For more details about Amazon EC2, see http://aws.amazon.com/ec2/

Auto Scaling

Auto Scaling is used to manage the ComputeFleet instances. These instances are managed as an AutoScaling Group and can either be elastically driven by workload or static and driven by the config.

For more details about Auto Scaling, see http://aws.amazon.com/autoscaling/

Amazon EBS

Amazon EBS provides the persistent storage for the shared volume. Any EBS settings can be passed through the config. EBS volumes can either be initialized empty or from an existing EBS snapshot.

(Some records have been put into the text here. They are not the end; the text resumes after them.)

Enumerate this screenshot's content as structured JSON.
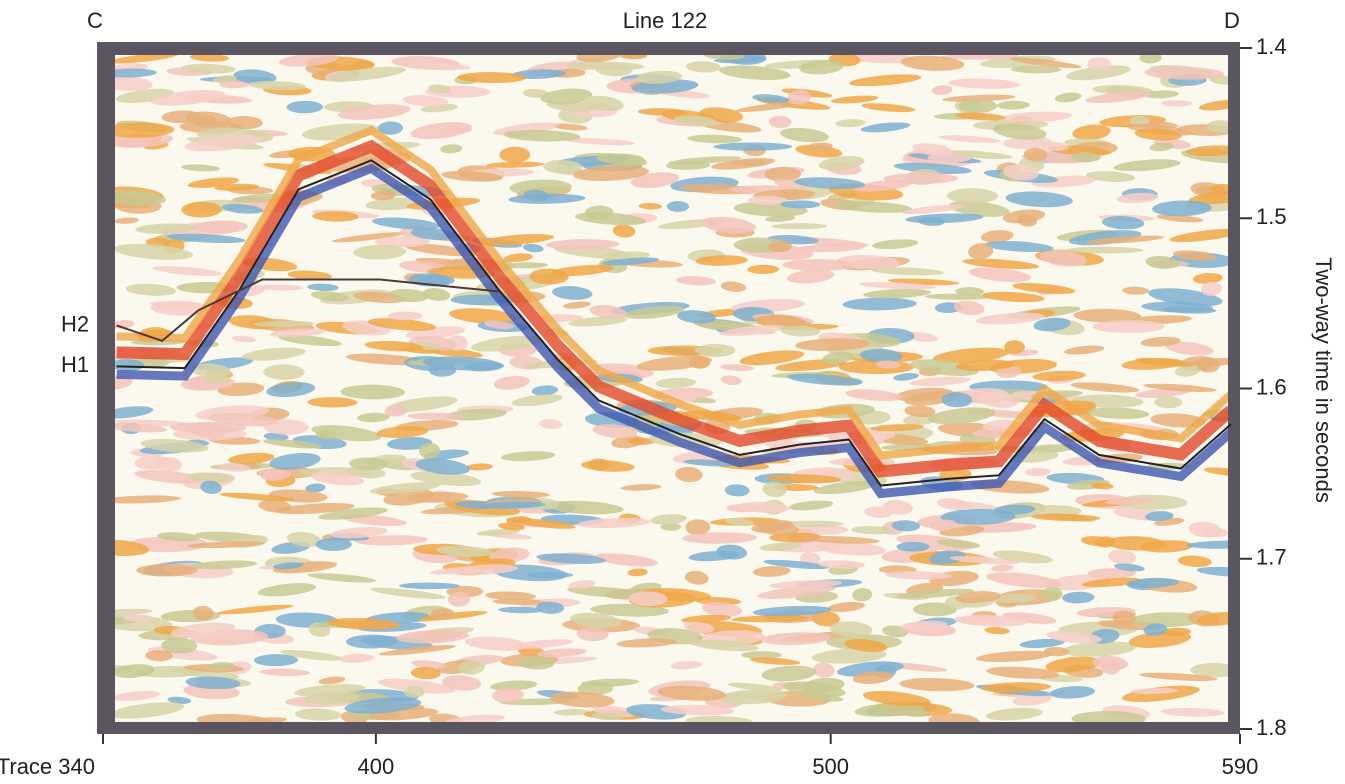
{
  "chart_data": {
    "type": "seismic",
    "title": "Line 122",
    "left_label": "C",
    "right_label": "D",
    "ylabel": "Two-way time in seconds",
    "xlim": [
      340,
      590
    ],
    "xticks": [
      {
        "value": 340,
        "label": "Trace 340"
      },
      400,
      500,
      590
    ],
    "ylim": [
      1.4,
      1.8
    ],
    "yticks": [
      1.4,
      1.5,
      1.6,
      1.7,
      1.8
    ],
    "y_inverted": true,
    "series": [
      {
        "name": "H1",
        "color": "#222222",
        "x": [
          343,
          358,
          370,
          383,
          399,
          412,
          427,
          440,
          449,
          467,
          480,
          493,
          504,
          511,
          526,
          537,
          547,
          559,
          577,
          588
        ],
        "values": [
          1.587,
          1.588,
          1.542,
          1.483,
          1.466,
          1.489,
          1.542,
          1.583,
          1.607,
          1.627,
          1.639,
          1.633,
          1.63,
          1.657,
          1.653,
          1.651,
          1.618,
          1.639,
          1.647,
          1.621
        ]
      },
      {
        "name": "H2",
        "color": "#4a3a3a",
        "x": [
          343,
          353,
          361,
          375,
          401,
          427
        ],
        "values": [
          1.563,
          1.572,
          1.554,
          1.536,
          1.536,
          1.543
        ]
      }
    ]
  }
}
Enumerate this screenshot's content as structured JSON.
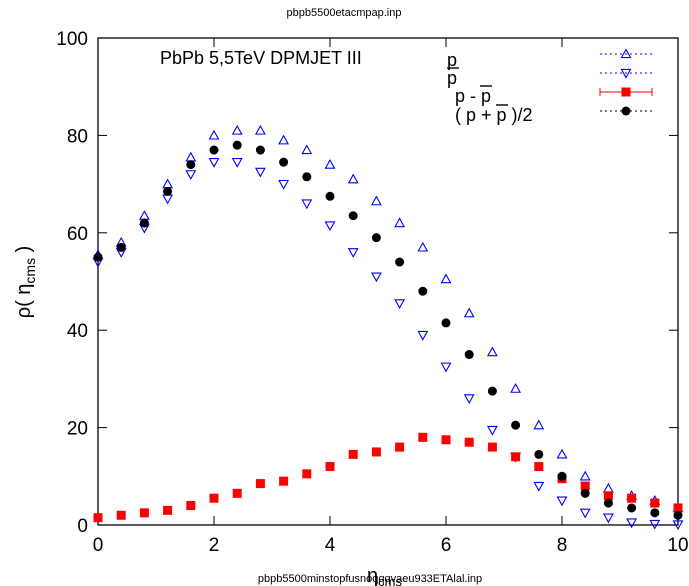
{
  "header": {
    "file_label": "pbpb5500etacmpap.inp"
  },
  "footer": {
    "file_label": "pbpb5500minstopfusnoqqqvaeu933ETAlal.inp"
  },
  "chart_data": {
    "type": "scatter",
    "title": "",
    "annotation": "PbPb  5,5TeV DPMJET III",
    "xlabel_main": "η",
    "xlabel_sub": "cms",
    "ylabel_main": "ρ( η",
    "ylabel_sub": "cms",
    "ylabel_close": " )",
    "xlim": [
      0,
      10
    ],
    "ylim": [
      0,
      100
    ],
    "x_ticks": [
      0,
      2,
      4,
      6,
      8,
      10
    ],
    "y_ticks": [
      0,
      20,
      40,
      60,
      80,
      100
    ],
    "grid": false,
    "legend_position": "top-right",
    "legend_text": {
      "p": "p",
      "pbar": "p",
      "diff_a": "p - ",
      "diff_b": "p",
      "avg_a": "( p + ",
      "avg_b": "p",
      "avg_c": " )/2"
    },
    "x": [
      0,
      0.4,
      0.8,
      1.2,
      1.6,
      2.0,
      2.4,
      2.8,
      3.2,
      3.6,
      4.0,
      4.4,
      4.8,
      5.2,
      5.6,
      6.0,
      6.4,
      6.8,
      7.2,
      7.6,
      8.0,
      8.4,
      8.8,
      9.2,
      9.6,
      10.0
    ],
    "series": [
      {
        "color": "#0000ff",
        "marker": "triangle-up",
        "values": [
          55.5,
          58,
          63.5,
          70,
          75.5,
          80,
          81,
          81,
          79,
          77,
          74,
          71,
          66.5,
          62,
          57,
          50.5,
          43.5,
          35.5,
          28,
          20.5,
          14.5,
          10,
          7.5,
          6,
          5,
          3.5
        ]
      },
      {
        "color": "#0000ff",
        "marker": "triangle-down",
        "values": [
          54,
          56,
          61,
          67,
          72,
          74.5,
          74.5,
          72.5,
          70,
          66,
          61.5,
          56,
          51,
          45.5,
          39,
          32.5,
          26,
          19.5,
          14,
          8,
          5,
          2.5,
          1.5,
          0.5,
          0.2,
          0.1
        ]
      },
      {
        "color": "#ff0000",
        "marker": "square",
        "values": [
          1.5,
          2,
          2.5,
          3,
          4,
          5.5,
          6.5,
          8.5,
          9,
          10.5,
          12,
          14.5,
          15,
          16,
          18,
          17.5,
          17,
          16,
          14,
          12,
          9.5,
          8,
          6,
          5.5,
          4.5,
          3.5
        ]
      },
      {
        "color": "#000000",
        "marker": "circle",
        "values": [
          55,
          57,
          62,
          68.5,
          74,
          77,
          78,
          77,
          74.5,
          71.5,
          67.5,
          63.5,
          59,
          54,
          48,
          41.5,
          35,
          27.5,
          20.5,
          14.5,
          10,
          6.5,
          4.5,
          3.5,
          2.5,
          2
        ]
      }
    ]
  }
}
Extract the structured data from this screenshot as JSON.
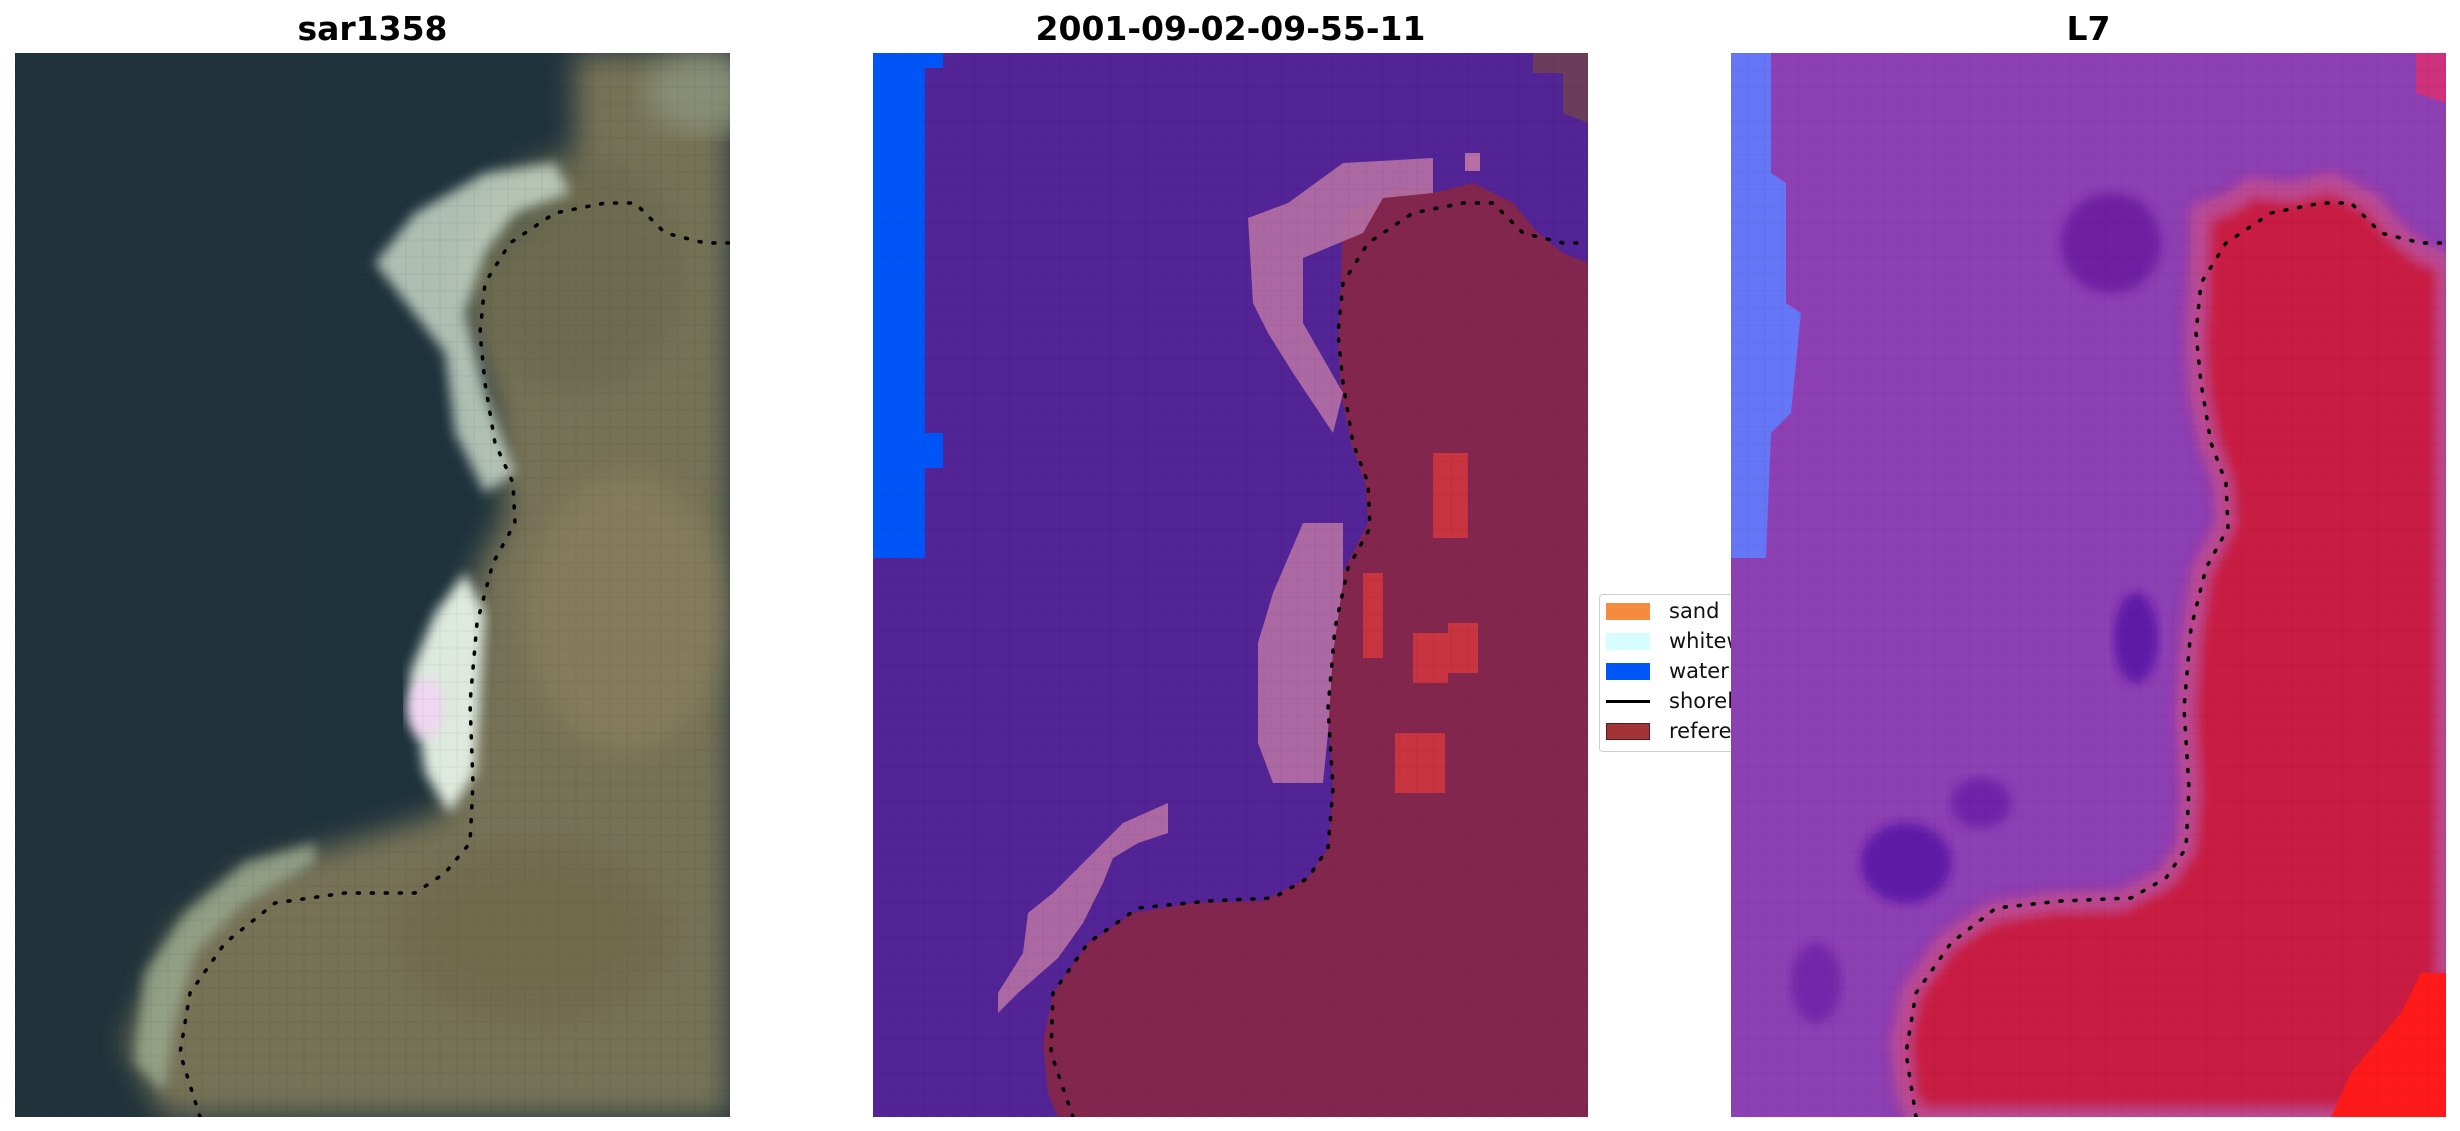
{
  "panels": [
    {
      "title": "sar1358"
    },
    {
      "title": "2001-09-02-09-55-11"
    },
    {
      "title": "L7"
    }
  ],
  "legend": {
    "items": [
      {
        "label": "sand",
        "color": "#f58b3d"
      },
      {
        "label": "whitew",
        "color": "#d6fdfb"
      },
      {
        "label": "water",
        "color": "#0055f7"
      },
      {
        "label": "shorel",
        "color": "#000000"
      },
      {
        "label": "referen",
        "color": "#a23336"
      }
    ]
  },
  "colors": {
    "ocean_dark": "#1f333d",
    "land_olive": "#7a7456",
    "surf_white": "#d9e8dd",
    "class_purple": "#532496",
    "class_land": "#83264e",
    "class_whitewater": "#b46fa4",
    "class_red": "#c8343f",
    "ndwi_purple": "#8d3fb4",
    "ndwi_red": "#c91a43",
    "ndwi_blue": "#6577f6"
  }
}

For more details about Amazon EBS, see http://aws.amazon.com/ebs/

Amazon CloudWatch

Amazon CloudWatch provides metric collection and alarms for CfnCluster. The MasterServer publishes pending tasks (jobs) for each cluster. Two alarms are defined that based on parameters defined in the config will automatically increase the size of the ComputeFleet Auto Scaling group.

For more details, see http://aws.amazon.com/cloudwatch/

Amazon S3

Amazon S3 is used to store the CfnCluster templates. Each region has a bucket with all templates. CfnCluster can be configured to allow allow CLI/SDK tools to use S3.

For more details, see http://aws.amazon.com/s3/

Amazon DynamoDB

Amazon DynamoDB is used to store minimal state of the cluster. The MasterServer tracks provisioned instances in a DynamoDB table.